According to this invention, as a result of error detection using a CRC code in 2 or more and less than 4 sectors in one track,
If there is no error in the control code CTC, and if the corresponding video track numbers indicated by the control code CTC without an error are equal, it is determined that that track is a single completed sound, and the start flag S is
Reproduction is started from sector #O, ignoring the connection information indicated by TF and end flag ENF. This results in
Even if there is a defect in the disc area where the audio track flag or control code is recorded, playback is possible as long as the time-compressed audio signal is intact.
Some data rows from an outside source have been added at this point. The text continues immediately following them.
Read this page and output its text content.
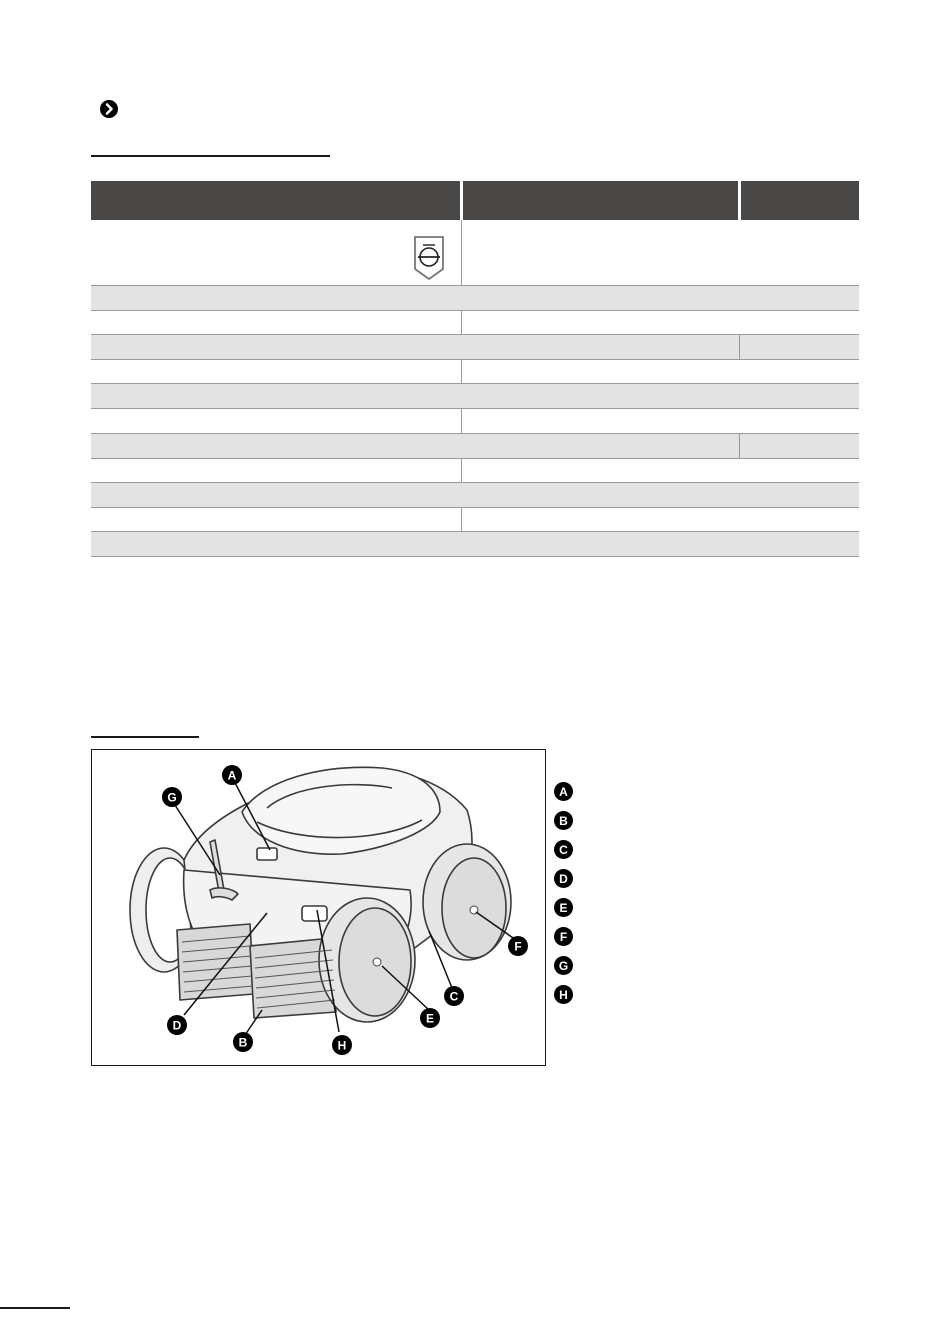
A
G
D
B	H
E
C
F
A
B
C
D
E
F
G
H
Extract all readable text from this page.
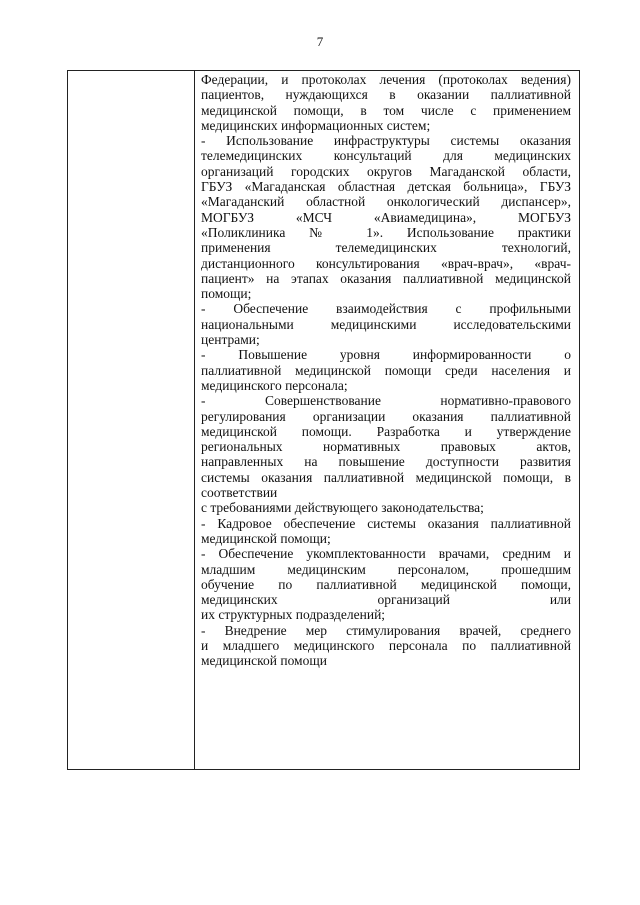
7
Федерации, и протоколах лечения (протоколах ведения)
пациентов, нуждающихся в оказании паллиативной
медицинской помощи, в том числе с применением
медицинских информационных систем;
- Использование инфраструктуры системы оказания
телемедицинских консультаций для медицинских
организаций городских округов Магаданской области,
ГБУЗ «Магаданская областная детская больница», ГБУЗ
«Магаданский областной онкологический диспансер»,
МОГБУЗ «МСЧ «Авиамедицина», МОГБУЗ
«Поликлиника № 1». Использование практики
применения телемедицинских технологий,
дистанционного консультирования «врач-врач», «врач-
пациент» на этапах оказания паллиативной медицинской
помощи;
- Обеспечение взаимодействия с профильными
национальными медицинскими исследовательскими
центрами;
- Повышение уровня информированности о
паллиативной медицинской помощи среди населения и
медицинского персонала;
- Совершенствование нормативно-правового
регулирования организации оказания паллиативной
медицинской помощи. Разработка и утверждение
региональных нормативных правовых актов,
направленных на повышение доступности развития
системы оказания паллиативной медицинской помощи, в
соответствии
с требованиями действующего законодательства;
- Кадровое обеспечение системы оказания паллиативной
медицинской помощи;
- Обеспечение укомплектованности врачами, средним и
младшим медицинским персоналом, прошедшим
обучение по паллиативной медицинской помощи,
медицинских организаций или
их структурных подразделений;
- Внедрение мер стимулирования врачей, среднего
и младшего медицинского персонала по паллиативной
медицинской помощи
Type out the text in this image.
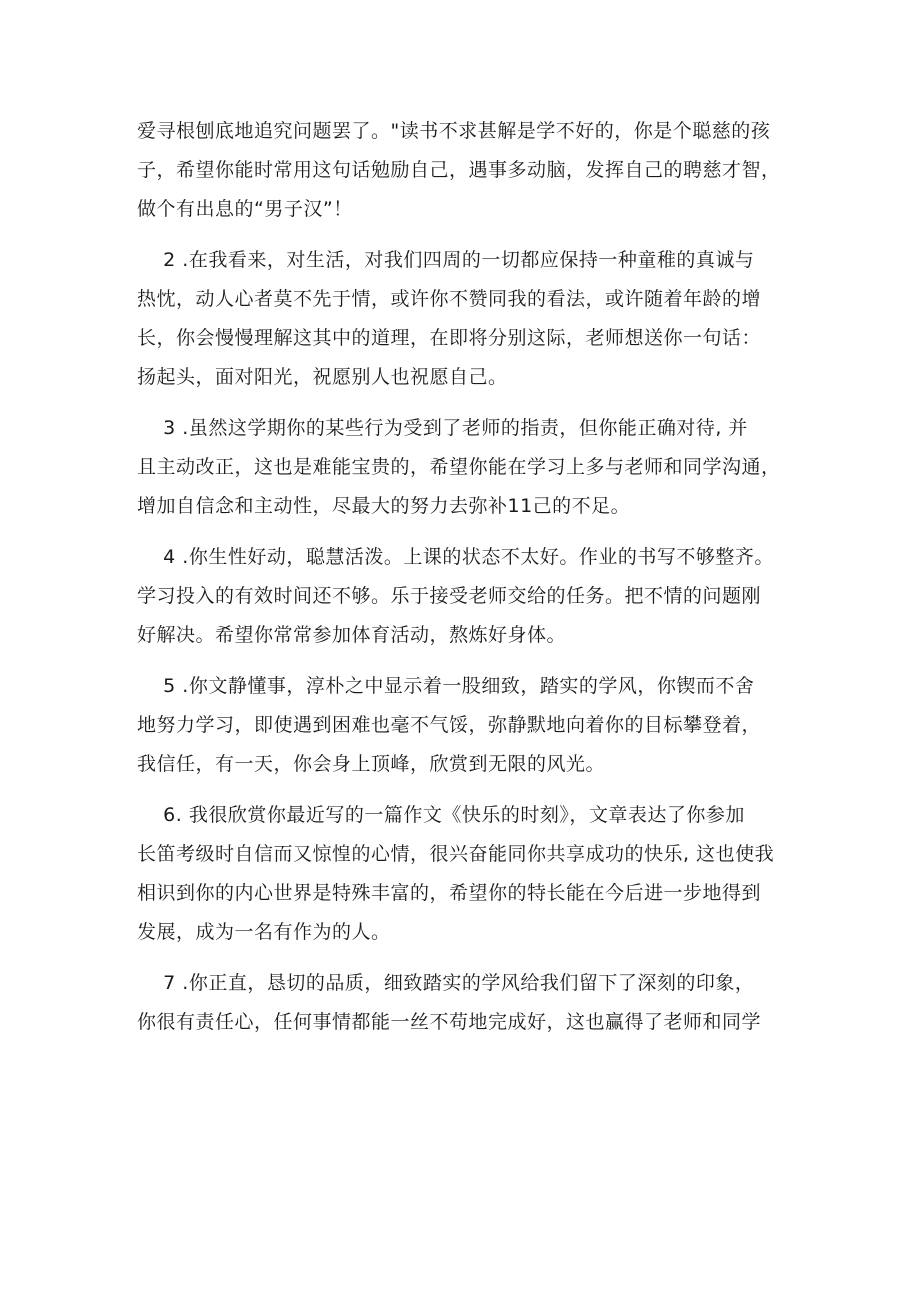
爱寻根刨底地追究问题罢了。"读书不求甚解是学不好的，你是个聪慈的孩
子，希望你能时常用这句话勉励自己，遇事多动脑，发挥自己的聘慈才智，
做个有出息的“男子汉”！
2 .在我看来，对生活，对我们四周的一切都应保持一种童稚的真诚与
热忱，动人心者莫不先于情，或许你不赞同我的看法，或许随着年龄的增
长，你会慢慢理解这其中的道理，在即将分别这际，老师想送你一句话：
扬起头，面对阳光，祝愿别人也祝愿自己。
3 .虽然这学期你的某些行为受到了老师的指责，但你能正确对待, 并
且主动改正，这也是难能宝贵的，希望你能在学习上多与老师和同学沟通，
增加自信念和主动性，尽最大的努力去弥补11己的不足。
4 .你生性好动，聪慧活泼。上课的状态不太好。作业的书写不够整齐。
学习投入的有效时间还不够。乐于接受老师交给的任务。把不情的问题刚
好解决。希望你常常参加体育活动，熬炼好身体。
5 .你文静懂事，淳朴之中显示着一股细致，踏实的学风，你锲而不舍
地努力学习，即使遇到困难也毫不气馁，弥静默地向着你的目标攀登着，
我信任，有一天，你会身上顶峰，欣赏到无限的风光。
6. 我很欣赏你最近写的一篇作文《快乐的时刻》，文章表达了你参加
长笛考级时自信而又惊惶的心情，很兴奋能同你共享成功的快乐, 这也使我
相识到你的内心世界是特殊丰富的，希望你的特长能在今后进一步地得到
发展，成为一名有作为的人。
7 .你正直，恳切的品质，细致踏实的学风给我们留下了深刻的印象，
你很有责任心，任何事情都能一丝不苟地完成好，这也赢得了老师和同学
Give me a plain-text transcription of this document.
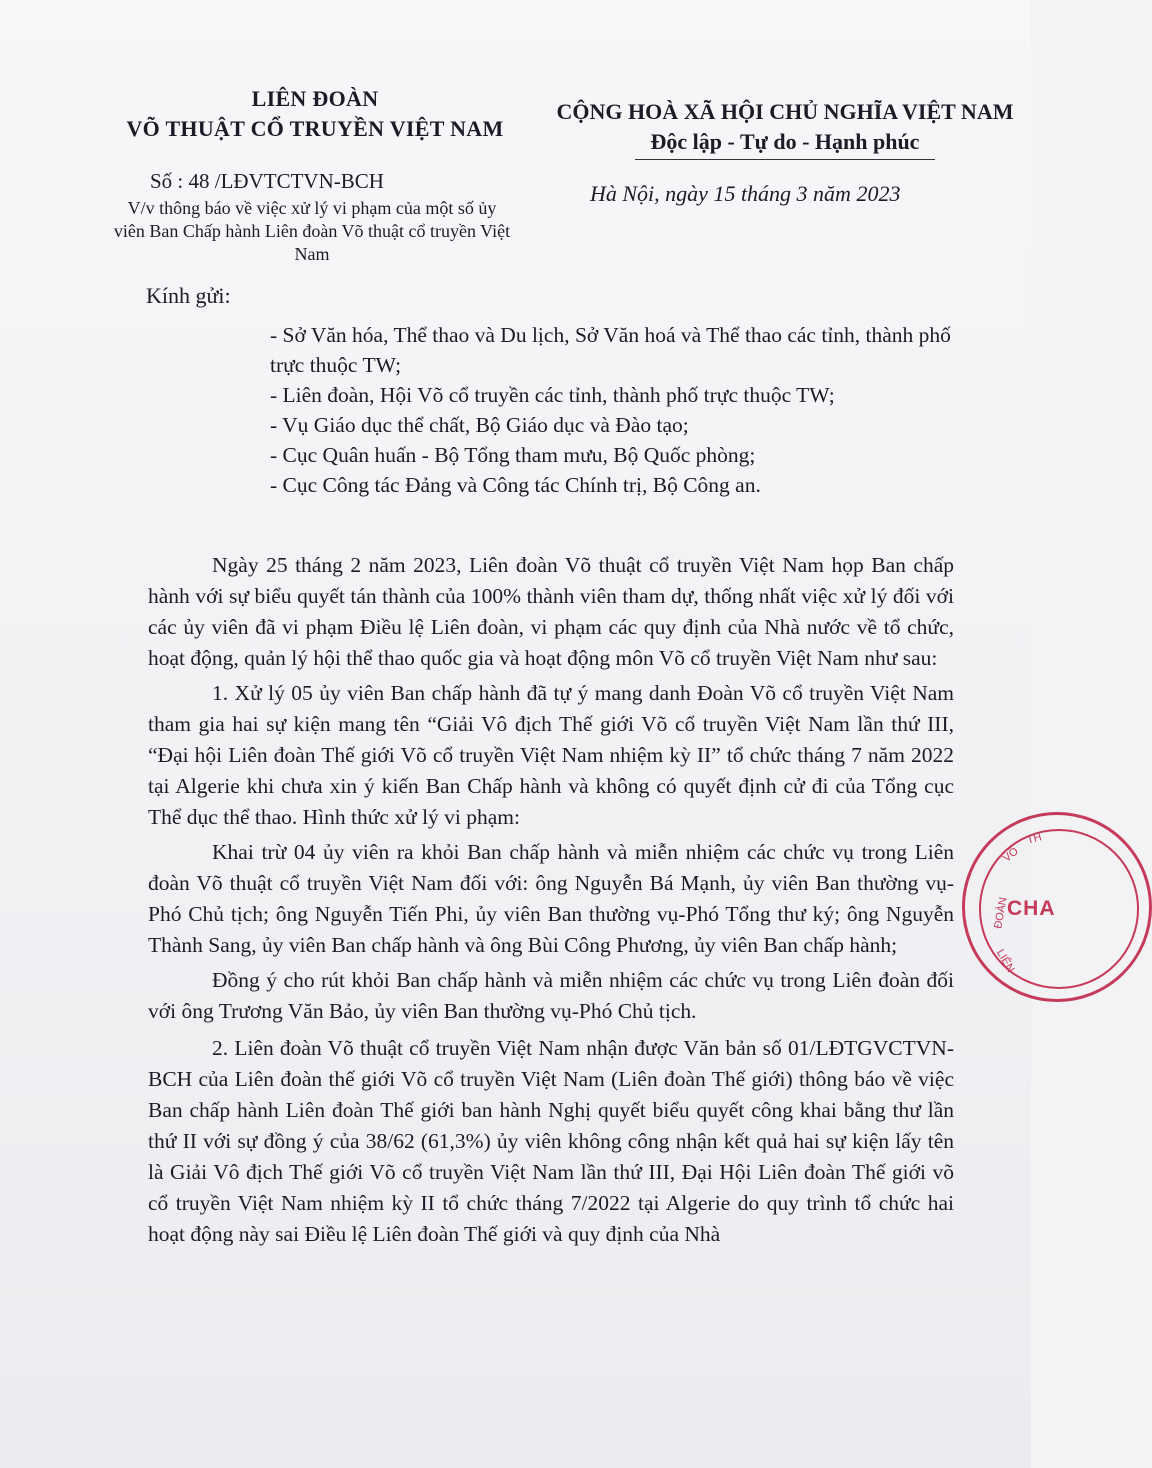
LIÊN ĐOÀN
VÕ THUẬT CỔ TRUYỀN VIỆT NAM
CỘNG HOÀ XÃ HỘI CHỦ NGHĨA VIỆT NAM
Độc lập - Tự do - Hạnh phúc
Số : 48 /LĐVTCTVN-BCH
V/v thông báo về việc xử lý vi phạm của một số ủy viên Ban Chấp hành Liên đoàn Võ thuật cổ truyền Việt Nam
Hà Nội, ngày 15 tháng 3 năm 2023
Kính gửi:

- Sở Văn hóa, Thể thao và Du lịch, Sở Văn hoá và Thể thao các tỉnh, thành phố trực thuộc TW;

- Liên đoàn, Hội Võ cổ truyền các tỉnh, thành phố trực thuộc TW;

- Vụ Giáo dục thể chất, Bộ Giáo dục và Đào tạo;

- Cục Quân huấn - Bộ Tổng tham mưu, Bộ Quốc phòng;

- Cục Công tác Đảng và Công tác Chính trị, Bộ Công an.

Ngày 25 tháng 2 năm 2023, Liên đoàn Võ thuật cổ truyền Việt Nam họp Ban chấp hành với sự biểu quyết tán thành của 100% thành viên tham dự, thống nhất việc xử lý đối với các ủy viên đã vi phạm Điều lệ Liên đoàn, vi phạm các quy định của Nhà nước về tổ chức, hoạt động, quản lý hội thể thao quốc gia và hoạt động môn Võ cổ truyền Việt Nam như sau:

1. Xử lý 05 ủy viên Ban chấp hành đã tự ý mang danh Đoàn Võ cổ truyền Việt Nam tham gia hai sự kiện mang tên “Giải Vô địch Thế giới Võ cổ truyền Việt Nam lần thứ III, “Đại hội Liên đoàn Thế giới Võ cổ truyền Việt Nam nhiệm kỳ II” tổ chức tháng 7 năm 2022 tại Algerie khi chưa xin ý kiến Ban Chấp hành và không có quyết định cử đi của Tổng cục Thể dục thể thao. Hình thức xử lý vi phạm:

Khai trừ 04 ủy viên ra khỏi Ban chấp hành và miễn nhiệm các chức vụ trong Liên đoàn Võ thuật cổ truyền Việt Nam đối với: ông Nguyễn Bá Mạnh, ủy viên Ban thường vụ-Phó Chủ tịch; ông Nguyễn Tiến Phi, ủy viên Ban thường vụ-Phó Tổng thư ký; ông Nguyễn Thành Sang, ủy viên Ban chấp hành và ông Bùi Công Phương, ủy viên Ban chấp hành;

Đồng ý cho rút khỏi Ban chấp hành và miễn nhiệm các chức vụ trong Liên đoàn đối với ông Trương Văn Bảo, ủy viên Ban thường vụ-Phó Chủ tịch.

2. Liên đoàn Võ thuật cổ truyền Việt Nam nhận được Văn bản số 01/LĐTGVCTVN-BCH của Liên đoàn thế giới Võ cổ truyền Việt Nam (Liên đoàn Thế giới) thông báo về việc Ban chấp hành Liên đoàn Thế giới ban hành Nghị quyết biểu quyết công khai bằng thư lần thứ II với sự đồng ý của 38/62 (61,3%) ủy viên không công nhận kết quả hai sự kiện lấy tên là Giải Vô địch Thế giới Võ cổ truyền Việt Nam lần thứ III, Đại Hội Liên đoàn Thế giới võ cổ truyền Việt Nam nhiệm kỳ II tổ chức tháng 7/2022 tại Algerie do quy trình tổ chức hai hoạt động này sai Điều lệ Liên đoàn Thế giới và quy định của Nhà

CHA
ĐOÀN
VÕ
TH
LIÊN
[Brief explanation of the drawing]

Figure 1 is a perspective view of an example of a camera body, Figure 2 is a perspective view of an example of a magnetic disk cassette, Figure 3 is a perspective view of an example of a playback adapter, and Figure 4 is a block diagram showing the configuration of an example of the camera body. 5 is a block diagram showing the configuration of a playback adapter, and FIG. 6 is a flowchart used to explain post-recording processing. FIG. 7 is a route diagram used to explain an embodiment of the present invention. 8 and 9 are flowcharts used to explain the post-recording process, and FIGS. 10 to 13 are route maps used to explain the recording format of audio signals. FIGS. 14 and 15 are route maps used to explain the creation of the index table. Explanation of main symbols in the drawings 1: Camera body, 3: Built-in microphone, 21: Playback adapter, 41: Magnetic disk, 48, 101 system controller, 49: Image pickup device. 143: Index table. Agent Patent Attorney Tadashi Sugiura Oblique view of the camera body Figure 1 Figure 2 Raised hand to do post-recording video recording mode 88 Figure 1 A Picture recording recording video recording mode Kizugin Figure 7 B Figure 10 Figure 11 Figure 13 Sector type Figure 12 Index table Figure 15

Claims (1)

[Claims] In a disc playback device that plays back a disc on which a time-compressed audio signal is recorded together with a still image video signal, the time-compressed audio signal is recorded with one track divided into a plurality of sectors. At the same time, a flag and connection information are added to each sector, and an error detection means detects an error in the connection information added to each sector, and a corresponding video track is collated from the connection information added to each sector. and means for detecting a sector type from a flag added to each sector, and a means for detecting a sector type from a flag added to each sector, and a correspondence between the error detection result information detected by the error detection means and the corresponding video track. A disc playback device that forms a directory using video track information and sector type information detected by the sector type detecting means.